Objectivity is a tricky concept to apply to any form of writing, but it fits the novel worst of all. A journalist goes to a war zone, or to a dog show, reports on what she finds there, and is immediately met with accusations of bias. Fair enough: The things she has seen happened as they happened, the people she met said what they did—the drone launched a missile that killed a dozen people who were traveling in a wedding convoy; the dachshund finally won best in show—and the journalist chose what to put in and what to leave out, whom to interview, whom to doubt and whom to trust, where to begin and where to end, in a stream of events whose beginning and end are, at best, arbitrary. But a novelist is in the business of inventing that stream and the people in it, the actions they take and the events that befall them. How ludicrous, you might think, for such a writer to believe that she could present you with a story that has no external existence and claim that she is doing it without consideration for her own feelings or point of view, when those are the very forces—the only forces—that brought her story into being.
That was the opinion of Alain Robbe-Grillet, who spent his writing life protesting the possibility of “objective literature,” even though he was widely credited with having invented it. Roland Barthes had applied the term to Robbe-Grillet’s first novel, and people went ahead and copied Barthes. But Barthes’s phrase had nothing to do with impartiality. He was referring to the objective lens of a microscope, the one focused on the specimen rather than on the eye; he meant that Robbe-Grillet’s style was a way of looking out rather than in.
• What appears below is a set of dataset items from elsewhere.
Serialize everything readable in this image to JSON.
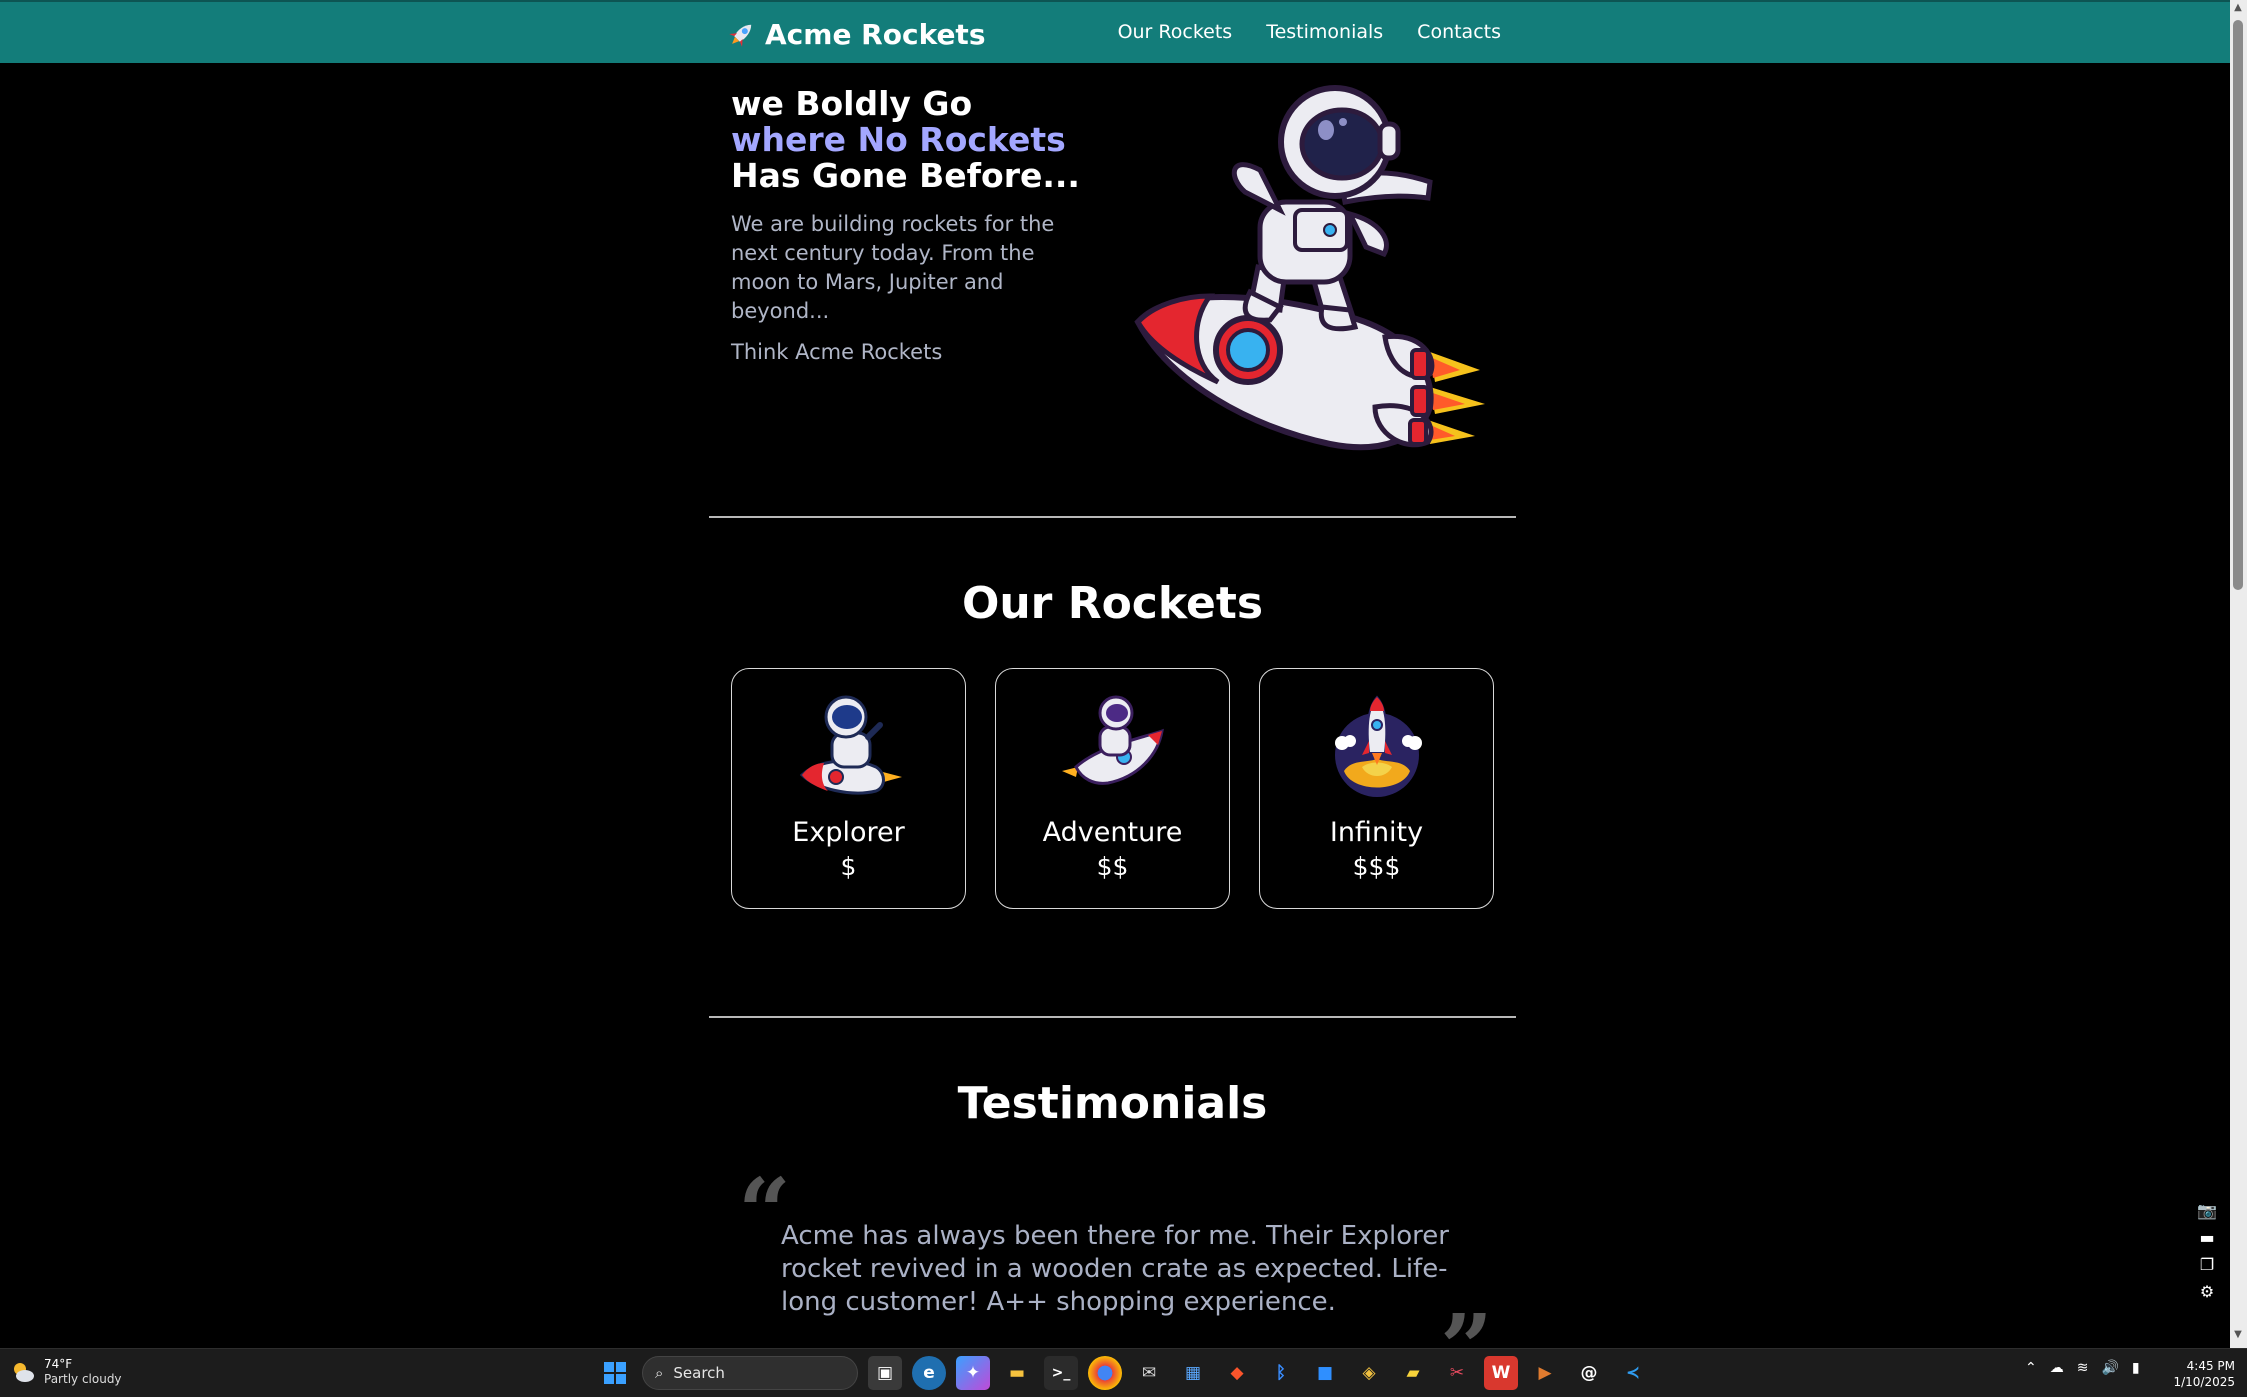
{
  "site": {
    "brand": "Acme Rockets",
    "nav": [
      "Our Rockets",
      "Testimonials",
      "Contacts"
    ]
  },
  "hero": {
    "title_part1": "we Boldly Go ",
    "title_accent": "where No Rockets",
    "title_part2": " Has Gone Before...",
    "text": "We are building rockets for the next century today. From the moon to Mars, Jupiter and beyond...",
    "tagline": "Think Acme Rockets"
  },
  "rockets": {
    "title": "Our Rockets",
    "items": [
      {
        "name": "Explorer",
        "price": "$"
      },
      {
        "name": "Adventure",
        "price": "$$"
      },
      {
        "name": "Infinity",
        "price": "$$$"
      }
    ]
  },
  "testimonials": {
    "title": "Testimonials",
    "open_quote": "“",
    "close_quote": "”",
    "quote": "Acme has always been there for me. Their Explorer rocket revived in a wooden crate as expected. Life-long customer! A++ shopping experience."
  },
  "side_tools": [
    "camera-icon",
    "video-icon",
    "window-icon",
    "settings-icon"
  ],
  "taskbar": {
    "weather_temp": "74°F",
    "weather_desc": "Partly cloudy",
    "search_label": "Search",
    "time": "4:45 PM",
    "date": "1/10/2025",
    "apps": [
      "windows-start-icon",
      "task-view-icon",
      "edge-icon",
      "copilot-icon",
      "file-explorer-icon",
      "terminal-icon",
      "chrome-icon",
      "mail-icon",
      "store-icon",
      "brave-icon",
      "bluetooth-icon",
      "app-icon",
      "git-icon",
      "sticky-notes-icon",
      "snipping-icon",
      "office-icon",
      "media-player-icon",
      "threads-icon",
      "vscode-icon"
    ]
  },
  "colors": {
    "header": "#137d7a",
    "accent": "#a3a7ff",
    "background": "#000000"
  }
}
Still, critics kept conflating “objective” with “neutral” or “impassive”—and so, in a 1985 Paris Review interview conducted just after the publication of his memoir, Le Miroir qui revient, Robbe-Grillet became exasperated by his interlocutor’s line of questioning, especially her insistence that as “the spokesman of the ‘objective novel,’” his indulgence “in an eminently subjective exercise, an autobiography, seemed a provocation.” What about his theories calling for the novel to depict reality “exactly,” in all its precise detail? “I never describe something that exists in reality,” Robbe-Grillet replied. “Everything in my novels is pure invention.” The writer at the microscope isn’t bound by any premise of neutrality. He is more likely to be, as Robbe-Grillet insisted of himself, the opposite of neutral: a nurturer of the profligate subjectivity essential to his profession.
Rachel Cusk is an English writer, 48 years old, with eight novels and three memoirs to her name. In the most recent memoir, Aftermath, published in 2012, Cusk writes about her separation from her husband of 10 years. The immediate cause of the crisis isn’t made clear, but the breakup is rooted in the general disruption that followed Cusk’s insistence that her husband quit his job as a lawyer and stay home with their two young daughters so that she could devote herself to writing. As a mother, and her household’s sole breadwinner, Cusk felt herself to be “both man and woman”—powerfully self-sufficient, platonically whole, double-sexed and de-sexed at the same time. Her assumption of male responsibilities, and her ceding of the female stuff to her husband, severed Cusk’s claims to femininity and made her suspicious, even contemptuous, of maternal softness and indulgence. As she puts it, in the glancing, deceptively corseted tone that characterizes the book: “I perceived in the sentimentality and narcissism of motherhood a threat to the objectivity that as a writer I valued so highly.”